Minggu, 17 November 2013

TEDUH



Rindu itu telah lama beku menjadi batu menjadi fosil 
menjadi hidup tanpa larik, tanpa musik, tanpa syair untuk bernyanyi
bersidekap diantara deru dan badai
terkesiap  setiap lirik memindai

akrabmu adalah badai topan
candamu ombak bergulung tinggi kemudian ganas menghempas
saat sebelumnya rindang mampu melindungi terik diteduhnya
kau malah berlari, menjauh dari dekap dan lambainya

berkelebat yang tidak terduga sebelumnya
saat semilir itu mengabarkan tentang sebuah rindu yang lelah
yang menunggu tanpa batas tanpa syarat
tanpa ada sesuatu pun dapat menghalangi, tanpa perlu dibayar meski dengan janji

terlihat senja masih menyimpan teduh
membawamu ke suasana lunglai luruh
derai tawamu pun terbata menyimpan tangis berlabuh rindu
gerimis tak tertata luber menghapus dahaga yang lama kemarau

dalam rukuk sujudmu mebasahi jemari kaki yang telah renta
yang ditelapaknya tersimpan maaf sedalam, seluas samudra
Suaramu lirih menyebut satu kata pelebur dosa penghapus nista

IBU…

Yang Terampas



Di suatu pagi, pada akhir musim kemarau bersamaan dengan rintik hujan pertama menyentuh tanah desanya, seharusnya ia sudah mengambil untung dari hasil penjualan kambing jantan yang telah besar dan layak untuk menjadi hewan qurban setelah selama setahun dipelihara, namun musibah penyakit mulut dan kuku merebak di desanya. Saat ini sang petani telah menyerahkan tanahnya untuk membayar utang kepada tuan tanah sesuai janji yang pernah di ucapkannya, kini di lahan bekas miliknya Ia hanya sebatas sebagai penggarap saja tanpa mempunyai hak untuk memiliki, ketika musim panen tiba pun hasil sawahnya di bagi dua, sebagian adalah haknya dari hasil keringat yang tertumpah, sebagian lagi menjadi hak tuan tanah sebagai jatah si pemilik tanah sawah yang baru.
Anak gadis satu-satunya yang baru berumur empat belas tahun tiba-tiba saja menghilang, ia tidak sudi menjadi isteri ke tiga dari bandot tua yang sekaligus telah merampas hak milik orang tua satu-satunya. Lari dari rumah merupakan jalan terbaiknya, di kota ia dapat bekerja dan upah yang dikumpulkan barangkali bisa mengembalikan hak milik orang tuanya.

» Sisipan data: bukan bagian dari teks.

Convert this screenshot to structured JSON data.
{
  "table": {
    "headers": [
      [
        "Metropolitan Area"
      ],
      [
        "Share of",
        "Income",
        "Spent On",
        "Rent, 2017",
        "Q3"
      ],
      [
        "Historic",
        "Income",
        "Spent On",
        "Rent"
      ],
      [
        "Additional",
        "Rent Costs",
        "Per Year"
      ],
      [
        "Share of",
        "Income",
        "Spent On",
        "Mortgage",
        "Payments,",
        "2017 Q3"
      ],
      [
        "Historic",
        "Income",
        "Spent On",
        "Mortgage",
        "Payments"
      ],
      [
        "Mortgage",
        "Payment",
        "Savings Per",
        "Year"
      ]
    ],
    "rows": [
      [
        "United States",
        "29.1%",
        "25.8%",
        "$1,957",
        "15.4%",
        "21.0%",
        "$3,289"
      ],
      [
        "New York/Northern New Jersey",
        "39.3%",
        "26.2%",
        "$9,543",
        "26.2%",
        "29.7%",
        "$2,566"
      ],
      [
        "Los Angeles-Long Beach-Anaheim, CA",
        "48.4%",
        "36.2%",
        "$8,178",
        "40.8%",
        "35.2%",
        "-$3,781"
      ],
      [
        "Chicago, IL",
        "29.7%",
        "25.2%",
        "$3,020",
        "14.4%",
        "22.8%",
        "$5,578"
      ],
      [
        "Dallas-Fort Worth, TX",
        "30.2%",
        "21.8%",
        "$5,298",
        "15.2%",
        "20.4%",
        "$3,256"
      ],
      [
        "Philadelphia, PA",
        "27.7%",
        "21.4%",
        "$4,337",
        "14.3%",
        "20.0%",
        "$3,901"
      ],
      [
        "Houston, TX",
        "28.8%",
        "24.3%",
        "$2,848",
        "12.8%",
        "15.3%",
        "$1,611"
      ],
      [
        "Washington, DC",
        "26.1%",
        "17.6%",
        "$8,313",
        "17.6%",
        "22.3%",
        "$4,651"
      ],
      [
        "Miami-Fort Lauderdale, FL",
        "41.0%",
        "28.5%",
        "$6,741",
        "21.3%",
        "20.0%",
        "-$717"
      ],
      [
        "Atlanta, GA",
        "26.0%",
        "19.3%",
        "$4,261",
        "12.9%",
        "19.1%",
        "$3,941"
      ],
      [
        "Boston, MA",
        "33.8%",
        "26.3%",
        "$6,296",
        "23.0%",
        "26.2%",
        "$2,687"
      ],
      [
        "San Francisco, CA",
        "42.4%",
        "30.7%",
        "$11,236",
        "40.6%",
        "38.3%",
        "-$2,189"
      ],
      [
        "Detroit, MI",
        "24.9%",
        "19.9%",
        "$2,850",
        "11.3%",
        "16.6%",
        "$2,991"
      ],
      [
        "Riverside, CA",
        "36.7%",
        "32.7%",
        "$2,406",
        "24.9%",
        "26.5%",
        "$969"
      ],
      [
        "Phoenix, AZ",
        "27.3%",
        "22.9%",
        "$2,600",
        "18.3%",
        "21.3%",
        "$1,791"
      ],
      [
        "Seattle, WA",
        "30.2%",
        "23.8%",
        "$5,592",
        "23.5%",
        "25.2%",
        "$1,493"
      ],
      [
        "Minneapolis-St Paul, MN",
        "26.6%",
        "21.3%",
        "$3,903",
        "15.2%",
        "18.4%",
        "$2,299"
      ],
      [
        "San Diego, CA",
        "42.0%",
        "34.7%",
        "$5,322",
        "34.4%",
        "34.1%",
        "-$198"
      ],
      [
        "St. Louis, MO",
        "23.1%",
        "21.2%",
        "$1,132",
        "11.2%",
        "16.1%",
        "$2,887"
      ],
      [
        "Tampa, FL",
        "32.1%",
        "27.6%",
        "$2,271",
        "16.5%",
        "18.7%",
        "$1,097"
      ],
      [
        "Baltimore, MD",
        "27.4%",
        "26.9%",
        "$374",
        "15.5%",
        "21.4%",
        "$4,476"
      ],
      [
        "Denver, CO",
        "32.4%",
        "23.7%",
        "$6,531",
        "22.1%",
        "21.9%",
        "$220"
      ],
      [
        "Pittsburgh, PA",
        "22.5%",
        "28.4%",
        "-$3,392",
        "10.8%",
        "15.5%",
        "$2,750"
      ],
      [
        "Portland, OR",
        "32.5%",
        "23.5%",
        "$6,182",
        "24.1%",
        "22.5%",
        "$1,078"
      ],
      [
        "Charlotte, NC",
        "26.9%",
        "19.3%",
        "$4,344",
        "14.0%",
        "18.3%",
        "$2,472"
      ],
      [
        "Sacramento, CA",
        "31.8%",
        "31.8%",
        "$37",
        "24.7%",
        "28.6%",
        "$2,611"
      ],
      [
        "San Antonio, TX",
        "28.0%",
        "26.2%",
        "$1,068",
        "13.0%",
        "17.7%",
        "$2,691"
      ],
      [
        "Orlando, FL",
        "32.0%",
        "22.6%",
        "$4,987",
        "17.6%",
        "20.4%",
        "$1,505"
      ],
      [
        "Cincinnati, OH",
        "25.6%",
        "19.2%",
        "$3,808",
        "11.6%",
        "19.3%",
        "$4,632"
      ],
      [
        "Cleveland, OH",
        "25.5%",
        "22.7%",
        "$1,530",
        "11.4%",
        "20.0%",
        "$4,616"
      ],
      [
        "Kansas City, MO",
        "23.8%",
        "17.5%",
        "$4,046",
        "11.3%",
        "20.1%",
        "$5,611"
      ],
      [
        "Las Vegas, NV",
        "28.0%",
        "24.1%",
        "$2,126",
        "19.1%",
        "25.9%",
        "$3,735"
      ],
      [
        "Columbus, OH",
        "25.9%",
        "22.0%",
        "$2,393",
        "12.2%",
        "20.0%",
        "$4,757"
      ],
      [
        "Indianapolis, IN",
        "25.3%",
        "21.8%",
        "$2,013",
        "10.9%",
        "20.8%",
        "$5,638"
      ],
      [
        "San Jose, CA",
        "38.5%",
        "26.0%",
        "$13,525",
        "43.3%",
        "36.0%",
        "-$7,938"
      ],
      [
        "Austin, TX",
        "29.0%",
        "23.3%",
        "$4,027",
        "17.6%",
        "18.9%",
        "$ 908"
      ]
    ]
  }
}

Selama empat tahun sudah berlalu, dengan dandanan sedikit menor, berambut pirang, ber celana jin ketat, berbaju warna-warni dan berkacamata hitam besar, Ia telah kembali ke desanya dengan menenteng tas berisi beberapa gepok uang ratusan ribu. Namun rumah serta tanah sawahnya kini sudah berubah menjadi gedung bertingkat.

Lahan sawah dan kedua orang tuanya telah lama mati.